O cinema sobre Berlim: um relato da sua história recente.
No princípio do século XX Berlim era uma cidade ativa, cosmopolita, com um dinamismo mais semelhante ao das metrópoles emergentes americanas do que ao de outras capitais europeias, como mostra Walther Ruttmann em Berlim: Sinfonia de uma Grande Cidade (1927).
Mas nas décadas seguintes as conjunturas sócio-políticas e económicas em mutação, refletiram-se inevitavelmente na sua configuração urbana. Assim, enquanto noutras cidades o crescimento se deu a um ritmo muito lento, quase secular, em Berlim foi bastante explosivo: no coração de uma Europa devastada e dividida, as violentas metamorfoses e as tábulas rasas que sofreu, fazem dela um palimpsesto da memória alemã contemporânea.
Não surpreende, portanto, que Berlim tenha sido um lugar de constante interrogação para os cineastas sobre a história europeia do século XX. As fortes convulsões que a cidade sofreu ao longo do século passado deixaram inevitavelmente a sua marca na produção cinematográfica, com os mais de 1600 filmes ali rodados a funcionarem como um lugar de memória coletiva para recuperar a dimensão psicológica de acontecimentos cruciais.
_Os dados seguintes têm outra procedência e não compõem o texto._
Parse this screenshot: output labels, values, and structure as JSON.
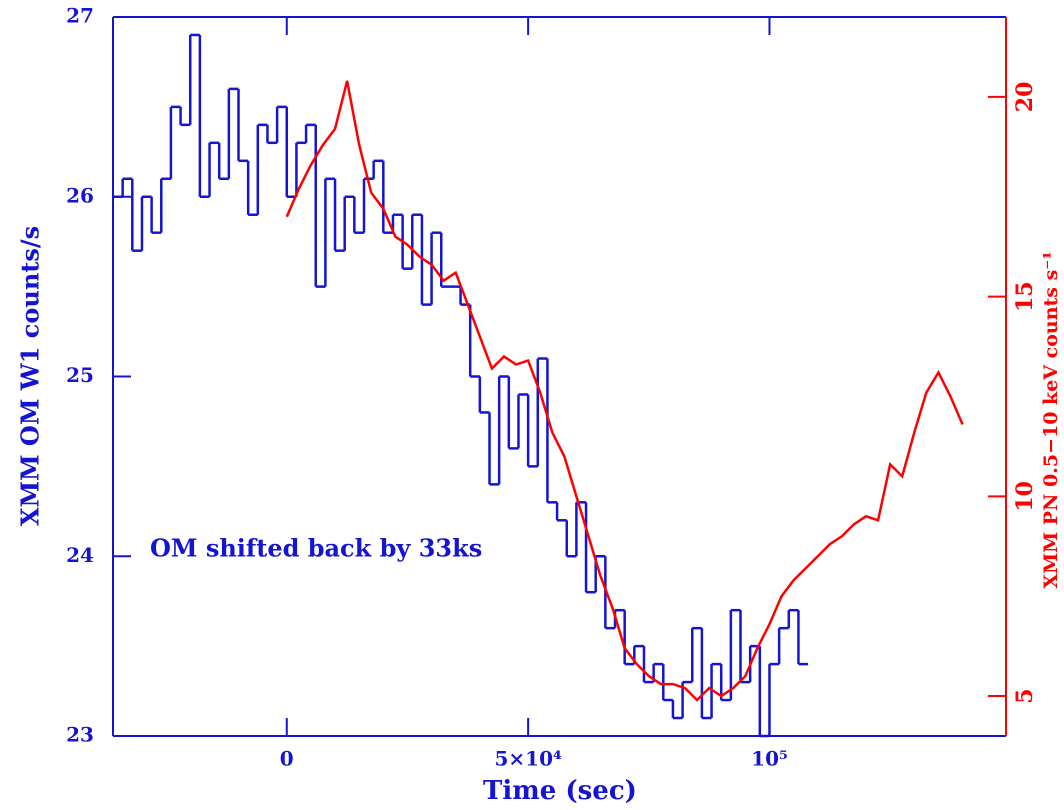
{
  "chart_data": {
    "type": "line",
    "xlabel": "Time (sec)",
    "ylabel": "XMM OM W1 counts/s",
    "y2label": "XMM PN 0.5−10 keV counts s⁻¹",
    "annotation": "OM shifted back by 33ks",
    "xlim": [
      -36000,
      149000
    ],
    "ylim": [
      23,
      27
    ],
    "y2lim": [
      4,
      22
    ],
    "xticks": [
      0,
      {
        "value": 50000,
        "label": "5×10⁴"
      },
      {
        "value": 100000,
        "label": "10⁵"
      }
    ],
    "yticks": [
      23,
      24,
      25,
      26,
      27
    ],
    "y2ticks": [
      5,
      10,
      15,
      20
    ],
    "series": [
      {
        "name": "OM",
        "color": "#1414d2",
        "drawstyle": "steps",
        "x": [
          -36000,
          -34000,
          -32000,
          -30000,
          -28000,
          -26000,
          -24000,
          -22000,
          -20000,
          -18000,
          -16000,
          -14000,
          -12000,
          -10000,
          -8000,
          -6000,
          -4000,
          -2000,
          0,
          2000,
          4000,
          6000,
          8000,
          10000,
          12000,
          14000,
          16000,
          18000,
          20000,
          22000,
          24000,
          26000,
          28000,
          30000,
          32000,
          34000,
          36000,
          38000,
          40000,
          42000,
          44000,
          46000,
          48000,
          50000,
          52000,
          54000,
          56000,
          58000,
          60000,
          62000,
          64000,
          66000,
          68000,
          70000,
          72000,
          74000,
          76000,
          78000,
          80000,
          82000,
          84000,
          86000,
          88000,
          90000,
          92000,
          94000,
          96000,
          98000,
          100000,
          102000,
          104000,
          106000
        ],
        "values": [
          26.0,
          26.1,
          25.7,
          26.0,
          25.8,
          26.1,
          26.5,
          26.4,
          26.9,
          26.0,
          26.3,
          26.1,
          26.6,
          26.2,
          25.9,
          26.4,
          26.3,
          26.5,
          26.0,
          26.3,
          26.4,
          25.5,
          26.1,
          25.7,
          26.0,
          25.8,
          26.1,
          26.2,
          25.8,
          25.9,
          25.6,
          25.9,
          25.4,
          25.8,
          25.5,
          25.5,
          25.4,
          25.0,
          24.8,
          24.4,
          25.0,
          24.6,
          24.9,
          24.5,
          25.1,
          24.3,
          24.2,
          24.0,
          24.3,
          23.8,
          24.0,
          23.6,
          23.7,
          23.4,
          23.5,
          23.3,
          23.4,
          23.2,
          23.1,
          23.3,
          23.6,
          23.1,
          23.4,
          23.2,
          23.7,
          23.3,
          23.5,
          23.0,
          23.4,
          23.6,
          23.7,
          23.4
        ]
      },
      {
        "name": "PN",
        "color": "#ff0000",
        "axis": "y2",
        "x": [
          0,
          2500,
          5000,
          7500,
          10000,
          12500,
          15000,
          17500,
          20000,
          22500,
          25000,
          27500,
          30000,
          32500,
          35000,
          37500,
          40000,
          42500,
          45000,
          47500,
          50000,
          52500,
          55000,
          57500,
          60000,
          62500,
          65000,
          67500,
          70000,
          72500,
          75000,
          77500,
          80000,
          82500,
          85000,
          87500,
          90000,
          92500,
          95000,
          97500,
          100000,
          102500,
          105000,
          107500,
          110000,
          112500,
          115000,
          117500,
          120000,
          122500,
          125000,
          127500,
          130000,
          132500,
          135000,
          137500,
          140000
        ],
        "values": [
          17.0,
          17.7,
          18.3,
          18.8,
          19.2,
          20.4,
          18.8,
          17.6,
          17.2,
          16.5,
          16.3,
          16.0,
          15.8,
          15.4,
          15.6,
          14.8,
          14.0,
          13.2,
          13.5,
          13.3,
          13.4,
          12.6,
          11.6,
          11.0,
          10.0,
          9.0,
          8.0,
          7.2,
          6.2,
          5.8,
          5.5,
          5.3,
          5.3,
          5.2,
          4.9,
          5.2,
          5.0,
          5.2,
          5.5,
          6.2,
          6.8,
          7.5,
          7.9,
          8.2,
          8.5,
          8.8,
          9.0,
          9.3,
          9.5,
          9.4,
          10.8,
          10.5,
          11.6,
          12.6,
          13.1,
          12.5,
          11.8
        ]
      }
    ]
  }
}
O cinema sempre desempenhou um papel importante como meio de propaganda política, e um bom exemplo disso é Olympia (L. Riefenstahl, 1936), que documenta os Jogos Olímpicos com sede em Berlim durante o domínio do Terceiro Reich, ou História de um casal jovem (K. Maetzig, 1952), um clássico do cinema de propaganda do auge do estalinismo, que inclui a metragem original da construção do Stalinallee, o maior boulevard da zona oriental e cenário dos espetáculos oficiais do regime socialista.
Assim que terminou a Segunda Guerra Mundial, o diretor neorrealista italiano Roberto Rosellini filmou na Alemanha, ano zero (1948), a última obra da sua Trilogia da Guerra, que mostra a devastação completa da cidade e a luta diária dos seus habitantes pela sobrevivência. Nesse mesmo ano, Billy Wilder dirigiu Berlim Ocidental, uma comédia romântica sobre a Alemanha ocupada pelos Aliados, patrocinada pelo governo dos EUA.
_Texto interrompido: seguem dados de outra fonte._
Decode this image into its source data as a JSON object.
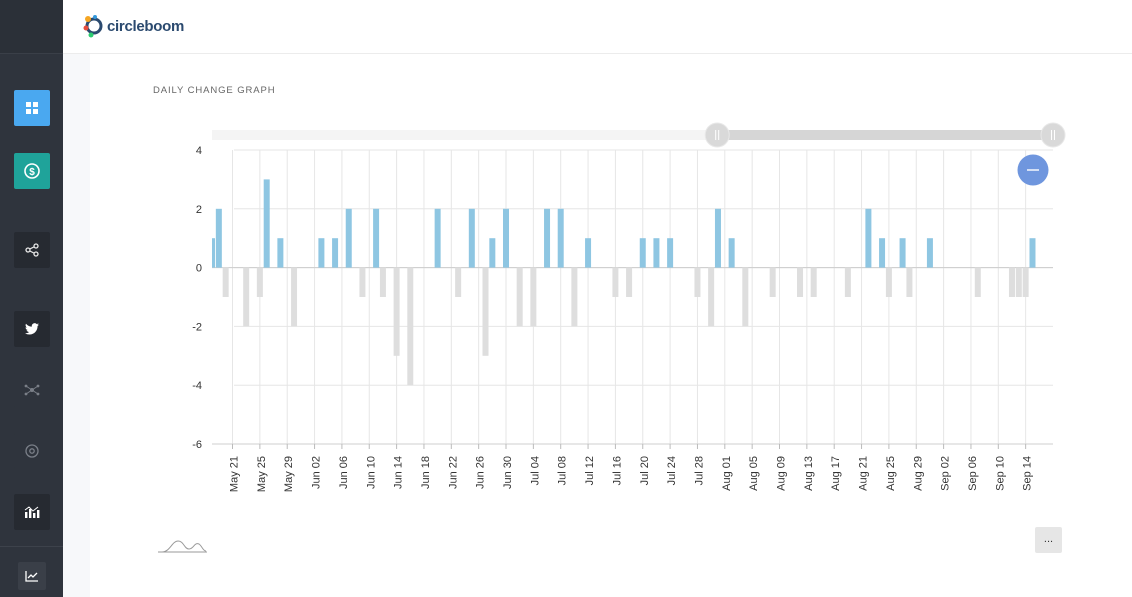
{
  "header": {
    "logo_text": "circleboom"
  },
  "sidebar": {
    "items": [
      {
        "icon": "dashboard-icon",
        "color": "#4aa8f0"
      },
      {
        "icon": "dollar-icon",
        "color": "#1fa39a"
      },
      {
        "icon": "share-icon"
      },
      {
        "icon": "twitter-icon"
      },
      {
        "icon": "network-icon"
      },
      {
        "icon": "target-icon"
      },
      {
        "icon": "bar-chart-icon"
      },
      {
        "icon": "line-chart-icon"
      }
    ]
  },
  "chart_data": {
    "type": "bar",
    "title": "DAILY CHANGE GRAPH",
    "ylim": [
      -6,
      4
    ],
    "yticks": [
      4,
      2,
      0,
      -2,
      -4,
      -6
    ],
    "date_range": [
      "May 18",
      "Sep 18"
    ],
    "x_tick_labels": [
      "May 21",
      "May 25",
      "May 29",
      "Jun 02",
      "Jun 06",
      "Jun 10",
      "Jun 14",
      "Jun 18",
      "Jun 22",
      "Jun 26",
      "Jun 30",
      "Jul 04",
      "Jul 08",
      "Jul 12",
      "Jul 16",
      "Jul 20",
      "Jul 24",
      "Jul 28",
      "Aug 01",
      "Aug 05",
      "Aug 09",
      "Aug 13",
      "Aug 17",
      "Aug 21",
      "Aug 25",
      "Aug 29",
      "Sep 02",
      "Sep 06",
      "Sep 10",
      "Sep 14"
    ],
    "colors": {
      "positive": "#8ec6e2",
      "negative": "#dedede",
      "grid": "#e6e6e6"
    },
    "bars": [
      {
        "date": "May 18",
        "value": 1
      },
      {
        "date": "May 19",
        "value": 2
      },
      {
        "date": "May 20",
        "value": -1
      },
      {
        "date": "May 23",
        "value": -2
      },
      {
        "date": "May 25",
        "value": -1
      },
      {
        "date": "May 26",
        "value": 3
      },
      {
        "date": "May 28",
        "value": 1
      },
      {
        "date": "May 30",
        "value": -2
      },
      {
        "date": "Jun 03",
        "value": 1
      },
      {
        "date": "Jun 05",
        "value": 1
      },
      {
        "date": "Jun 07",
        "value": 2
      },
      {
        "date": "Jun 09",
        "value": -1
      },
      {
        "date": "Jun 11",
        "value": 2
      },
      {
        "date": "Jun 12",
        "value": -1
      },
      {
        "date": "Jun 14",
        "value": -3
      },
      {
        "date": "Jun 16",
        "value": -4
      },
      {
        "date": "Jun 20",
        "value": 2
      },
      {
        "date": "Jun 23",
        "value": -1
      },
      {
        "date": "Jun 25",
        "value": 2
      },
      {
        "date": "Jun 27",
        "value": -3
      },
      {
        "date": "Jun 28",
        "value": 1
      },
      {
        "date": "Jun 30",
        "value": 2
      },
      {
        "date": "Jul 02",
        "value": -2
      },
      {
        "date": "Jul 04",
        "value": -2
      },
      {
        "date": "Jul 06",
        "value": 2
      },
      {
        "date": "Jul 08",
        "value": 2
      },
      {
        "date": "Jul 10",
        "value": -2
      },
      {
        "date": "Jul 12",
        "value": 1
      },
      {
        "date": "Jul 16",
        "value": -1
      },
      {
        "date": "Jul 18",
        "value": -1
      },
      {
        "date": "Jul 20",
        "value": 1
      },
      {
        "date": "Jul 22",
        "value": 1
      },
      {
        "date": "Jul 24",
        "value": 1
      },
      {
        "date": "Jul 28",
        "value": -1
      },
      {
        "date": "Jul 30",
        "value": -2
      },
      {
        "date": "Jul 31",
        "value": 2
      },
      {
        "date": "Aug 02",
        "value": 1
      },
      {
        "date": "Aug 04",
        "value": -2
      },
      {
        "date": "Aug 08",
        "value": -1
      },
      {
        "date": "Aug 12",
        "value": -1
      },
      {
        "date": "Aug 14",
        "value": -1
      },
      {
        "date": "Aug 19",
        "value": -1
      },
      {
        "date": "Aug 22",
        "value": 2
      },
      {
        "date": "Aug 24",
        "value": 1
      },
      {
        "date": "Aug 25",
        "value": -1
      },
      {
        "date": "Aug 27",
        "value": 1
      },
      {
        "date": "Aug 28",
        "value": -1
      },
      {
        "date": "Aug 31",
        "value": 1
      },
      {
        "date": "Sep 07",
        "value": -1
      },
      {
        "date": "Sep 12",
        "value": -1
      },
      {
        "date": "Sep 13",
        "value": -1
      },
      {
        "date": "Sep 14",
        "value": -1
      },
      {
        "date": "Sep 15",
        "value": 1
      }
    ],
    "scrollbar": {
      "selected_fraction": [
        0.6,
        1.0
      ]
    }
  },
  "toolbar": {
    "menu_label": "..."
  }
}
A cidade dividida converte-se num símbolo da Guerra Fria, inspirando inúmeros filmes do género thriller como Berlin Express (J. Tourneur, 1948), a construção do muro em 1961 marca definitivamente o caráter de Berlim no imaginário cinematográfico internacional. Desde então, e até à sua queda em 1989, sucede-se uma série de obras, produzidas sob a influência ocidental, com o leitmotiv da cidade como zona franca da espionagem mundial: O espião que surgiu do frio (M. Ritt, 1965), Octopussy (J. Glen, 1983), Top Secret (Zucker, Abrahams, Zucker, 1984)...
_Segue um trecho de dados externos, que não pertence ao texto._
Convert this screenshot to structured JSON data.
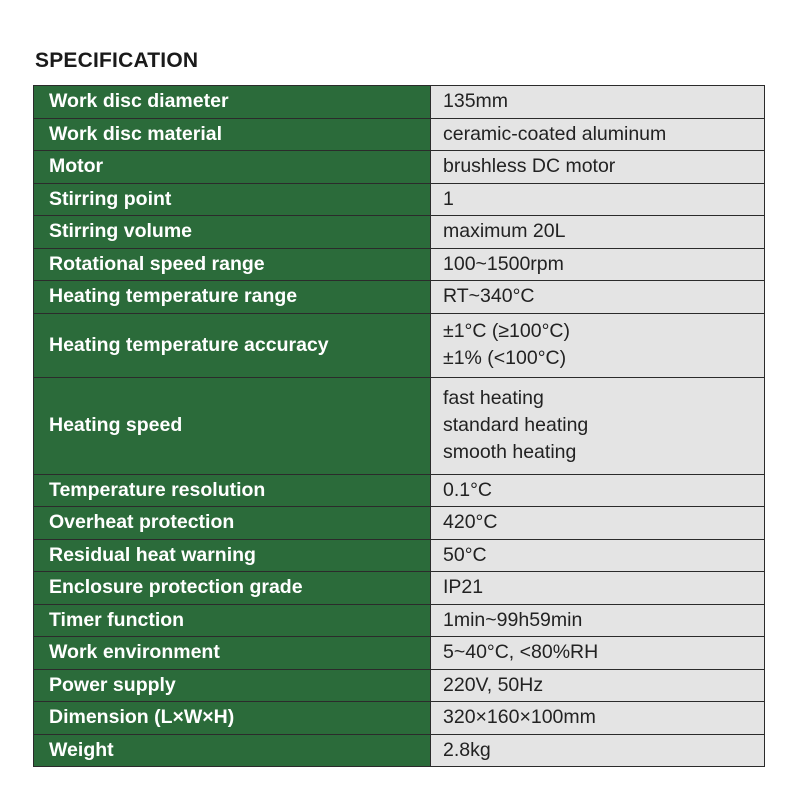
{
  "title": "SPECIFICATION",
  "rows": [
    {
      "label": "Work disc diameter",
      "values": [
        "135mm"
      ]
    },
    {
      "label": "Work disc material",
      "values": [
        "ceramic-coated aluminum"
      ]
    },
    {
      "label": "Motor",
      "values": [
        "brushless DC motor"
      ]
    },
    {
      "label": "Stirring point",
      "values": [
        "1"
      ]
    },
    {
      "label": "Stirring volume",
      "values": [
        "maximum 20L"
      ]
    },
    {
      "label": "Rotational speed range",
      "values": [
        "100~1500rpm"
      ]
    },
    {
      "label": "Heating temperature range",
      "values": [
        "RT~340°C"
      ]
    },
    {
      "label": "Heating temperature accuracy",
      "values": [
        "±1°C (≥100°C)",
        "±1% (<100°C)"
      ]
    },
    {
      "label": "Heating speed",
      "values": [
        "fast heating",
        "standard heating",
        "smooth heating"
      ]
    },
    {
      "label": "Temperature resolution",
      "values": [
        "0.1°C"
      ]
    },
    {
      "label": "Overheat protection",
      "values": [
        "420°C"
      ]
    },
    {
      "label": "Residual heat warning",
      "values": [
        "50°C"
      ]
    },
    {
      "label": "Enclosure protection grade",
      "values": [
        "IP21"
      ]
    },
    {
      "label": "Timer function",
      "values": [
        "1min~99h59min"
      ]
    },
    {
      "label": "Work environment",
      "values": [
        "5~40°C, <80%RH"
      ]
    },
    {
      "label": "Power supply",
      "values": [
        "220V, 50Hz"
      ]
    },
    {
      "label": "Dimension (L×W×H)",
      "values": [
        "320×160×100mm"
      ]
    },
    {
      "label": "Weight",
      "values": [
        "2.8kg"
      ]
    }
  ]
}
Durante este período, porém, o cinema na RDA preocupou-se em investigar o seu doloroso passado, que era difícil de ignorar, e teve menos repercussão fora do seu circuito, embora não se possa esquecer títulos, como A terceira geração (R. W. Fassbinder, 1979), que mostra uma imagem de Berlim Oriental, sobretudo arquitetónica, irremediavelmente dividida entre o antigo e o novo. Deve ser feita uma referência especial a O céu acima de Berlim (W. Wender, 1989), com os seus dois anjos a voar sobre uma cidade sem vida e incolor, presa ao peso das fronteiras físicas e emocionais.
Curiosamente, após a reunificação do país, começaram a aparecer títulos que refletem a vida quotidiana, a estética e o modelo urbano e arquitetónico da Alemanha socialista e especificamente de Berlim Oriental, com grande sucesso crítico e público: Sonneallee (L. Haubmann, 1999), Goodbye, Lenin (W. Becker, 2003), A vida dos outros (F. H. von Donnersmarck, 2006)...
E, em parte, são responsáveis pelo fato de que no 30º aniversário da queda do muro, a Ostalgie (contração de ost, alemão para "nostalgia"), ou seja, nostalgia da ex-RDA, continua mais presente do que nunca.